Fremont, Calif. Interior Secretary Gale Norton announced a proposed $56.5 million increase Monday for the National Wildlife Refuge System, an 18 percent hike needed to cover maintenance and renovation of aging facilities.
"It certainly looks like the refuge system needs a sustained effort to improve the resources," Norton said while touring the Don Edwards San Francisco Bay National Wildlife Refuge. "It's important to take care of the land entrusted to us."
The San Francisco refuge would receive $1.1 million under the proposed budget that starts Oct. 1.
Standing outside a visitors center overlooking salt ponds and marshes, Norton said the increase would cover maintenance and renovation of building boardwalks, trails and levies at the 538 refuges across the nation.
The proposed increase would be the largest in the past seven years. The budget this year was $319 million.
Some Republicans and Democrats in Congress last year urged hundreds of millions more for the refuges' budget.
Norton's announcement came less than a week after she concluded that oil exploration in the Arctic National Wildlife Refuge in Alaska would not compromise America's international treaty obligations to protect the refuge's polar bears.
Some environmentalists said the increase wouldn't do enough.
"It is window dressing," said Adam Werbach, a former head of the Sierra Club and founder of an environmental media company. "It is looking at popular parks that people see, but it is not seriously considering the ecology.

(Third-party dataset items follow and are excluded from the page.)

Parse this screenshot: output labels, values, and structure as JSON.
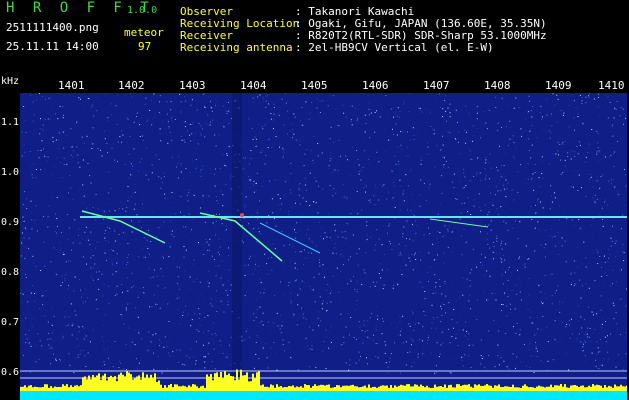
{
  "header": {
    "logo": "H R O F F T",
    "version": "1.0.0",
    "filename": "2511111400.png",
    "datetime": "25.11.11 14:00",
    "mode_label": "meteor",
    "count": "97",
    "observer_label": "Observer",
    "observer_value": ": Takanori Kawachi",
    "location_label": "Receiving Location",
    "location_value": ": Ogaki, Gifu, JAPAN (136.60E, 35.35N)",
    "receiver_label": "Receiver",
    "receiver_value": ": R820T2(RTL-SDR) SDR-Sharp 53.1000MHz",
    "antenna_label": "Receiving antenna",
    "antenna_value": ": 2el-HB9CV Vertical (el. E-W)"
  },
  "axis": {
    "unit": "kHz",
    "time_ticks": [
      "1401",
      "1402",
      "1403",
      "1404",
      "1405",
      "1406",
      "1407",
      "1408",
      "1409",
      "1410"
    ],
    "freq_ticks": [
      "1.1",
      "1.0",
      "0.9",
      "0.8",
      "0.7",
      "0.6"
    ]
  },
  "colors": {
    "background": "#101f88",
    "carrier": "#5fe8ff",
    "activity": "#ffff20",
    "floor": "#00e8ff"
  }
}
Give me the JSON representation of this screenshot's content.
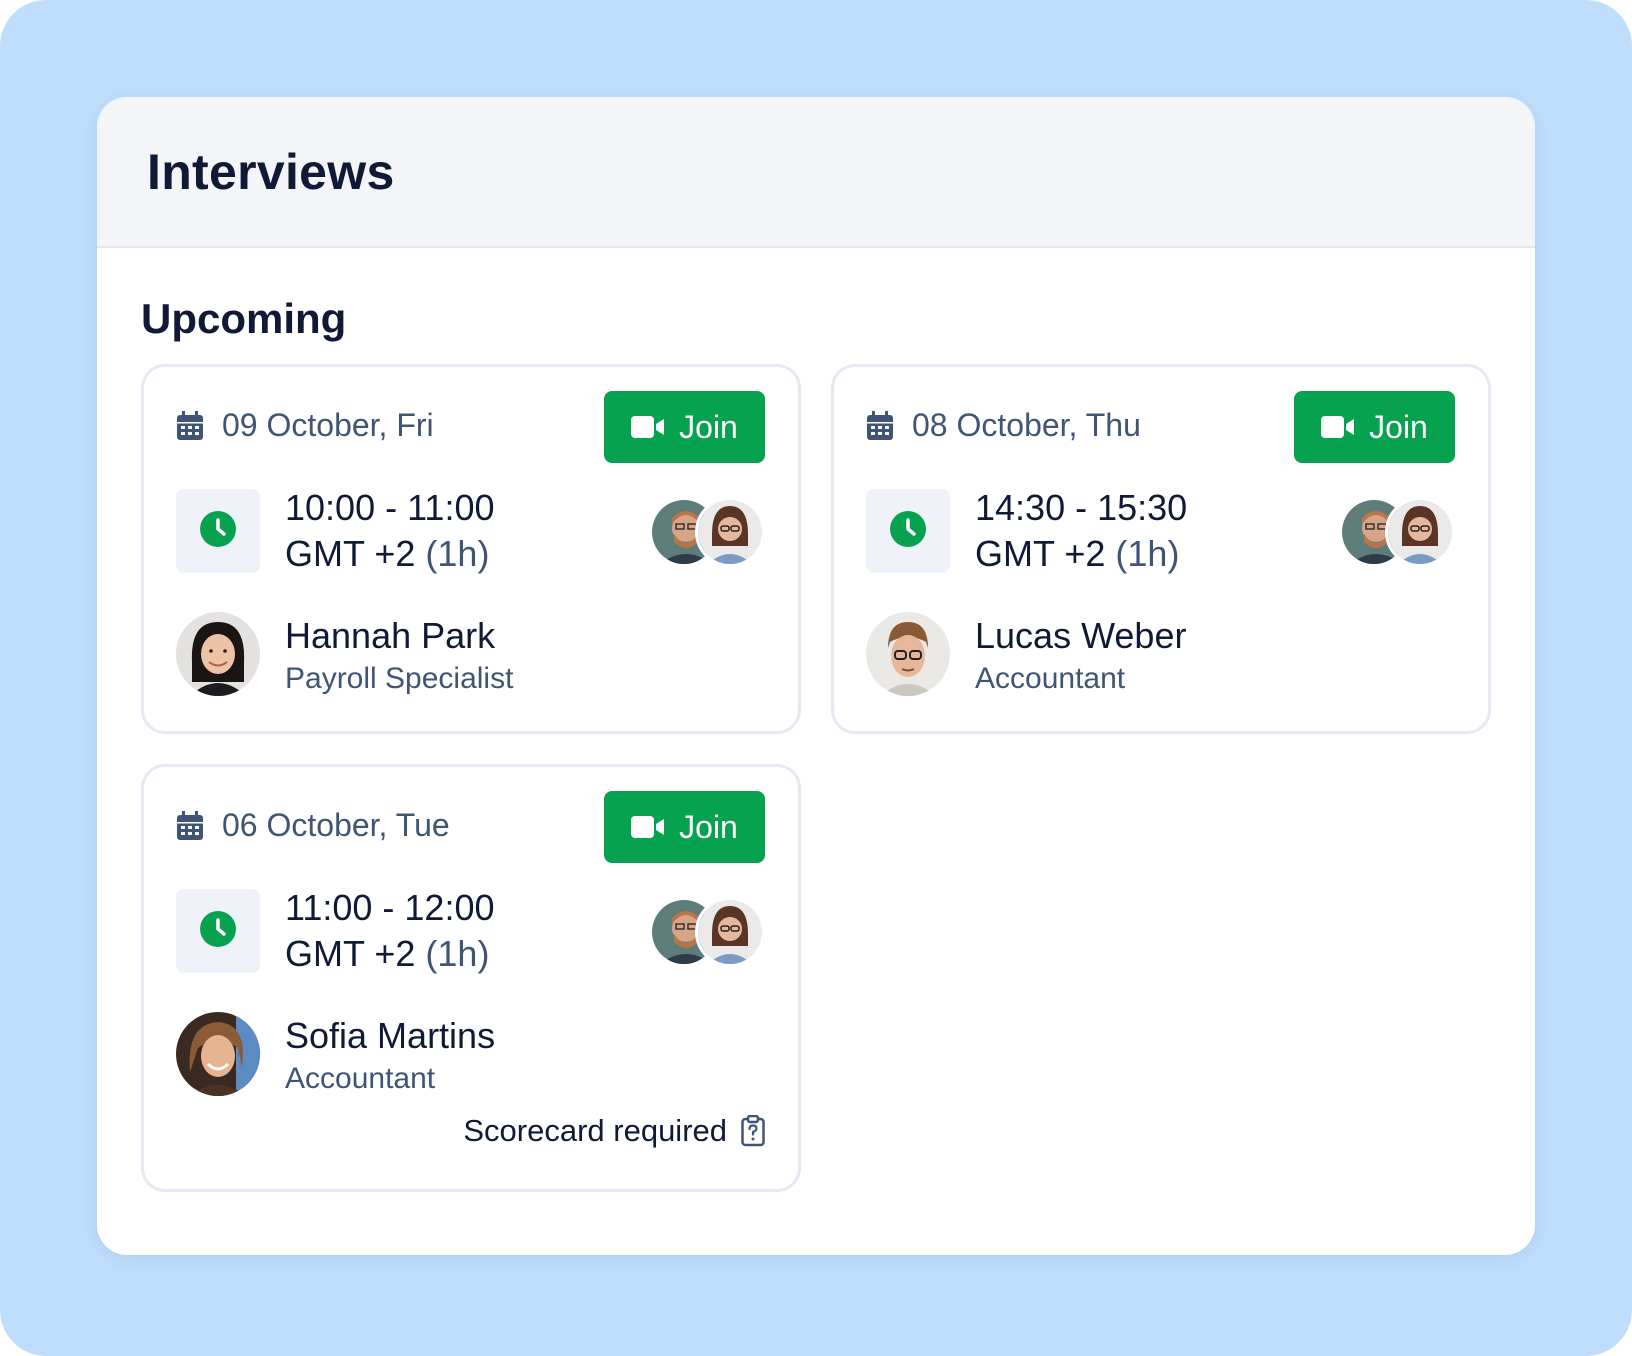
{
  "panel": {
    "title": "Interviews"
  },
  "section": {
    "title": "Upcoming"
  },
  "join_label": "Join",
  "colors": {
    "accent": "#07a24f",
    "background": "#bfdefc",
    "text_primary": "#101a35",
    "text_secondary": "#3f5573"
  },
  "interviews": [
    {
      "date": "09 October, Fri",
      "time": "10:00 - 11:00",
      "timezone": "GMT +2",
      "duration": "(1h)",
      "candidate_name": "Hannah Park",
      "candidate_role": "Payroll Specialist"
    },
    {
      "date": "08 October, Thu",
      "time": "14:30 - 15:30",
      "timezone": "GMT +2",
      "duration": "(1h)",
      "candidate_name": "Lucas Weber",
      "candidate_role": "Accountant"
    },
    {
      "date": "06 October, Tue",
      "time": "11:00 - 12:00",
      "timezone": "GMT +2",
      "duration": "(1h)",
      "candidate_name": "Sofia Martins",
      "candidate_role": "Accountant",
      "note": "Scorecard required"
    }
  ],
  "icons": {
    "date": "calendar-icon",
    "join": "video-camera-icon",
    "time": "clock-icon",
    "note": "clipboard-question-icon"
  }
}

The Bush administration is assaulting places that are far away from the public eye, while dressing up the ones in people's back yards."
Since passage of the 1997 National Wildlife Refuge System Improvement Act, the budget has increased steadily. The current refuges budget is 6.4 percent larger than the previous year's $299.7 million.
But the nation's wildlife refuges still have a backlog of maintenance projects totaling $600 million, said Pat Foulk, spokeswoman for the U.S. Fish and Wildlife Service.
"It's not a solution, but it's a shot in the arm," she said of the proposed increase.
Joelle Bufa, a wildlife biologist at the seven Bay Area refuges, said educational signs are discolored, the wood in the visitor center is rotting and "boardwalks in the marsh are getting rickety and leaning one way."
The refuge system turns 100 years old in 2003. Norton said poor maintenance is bad for wildlife as well as human visitors.
"You need to have more trails so people won't wander off into the habitat," Norton said.
Refuges are established for many reasons, including public education, bird and wetland preservation, hunting, and protecting certain endangered species.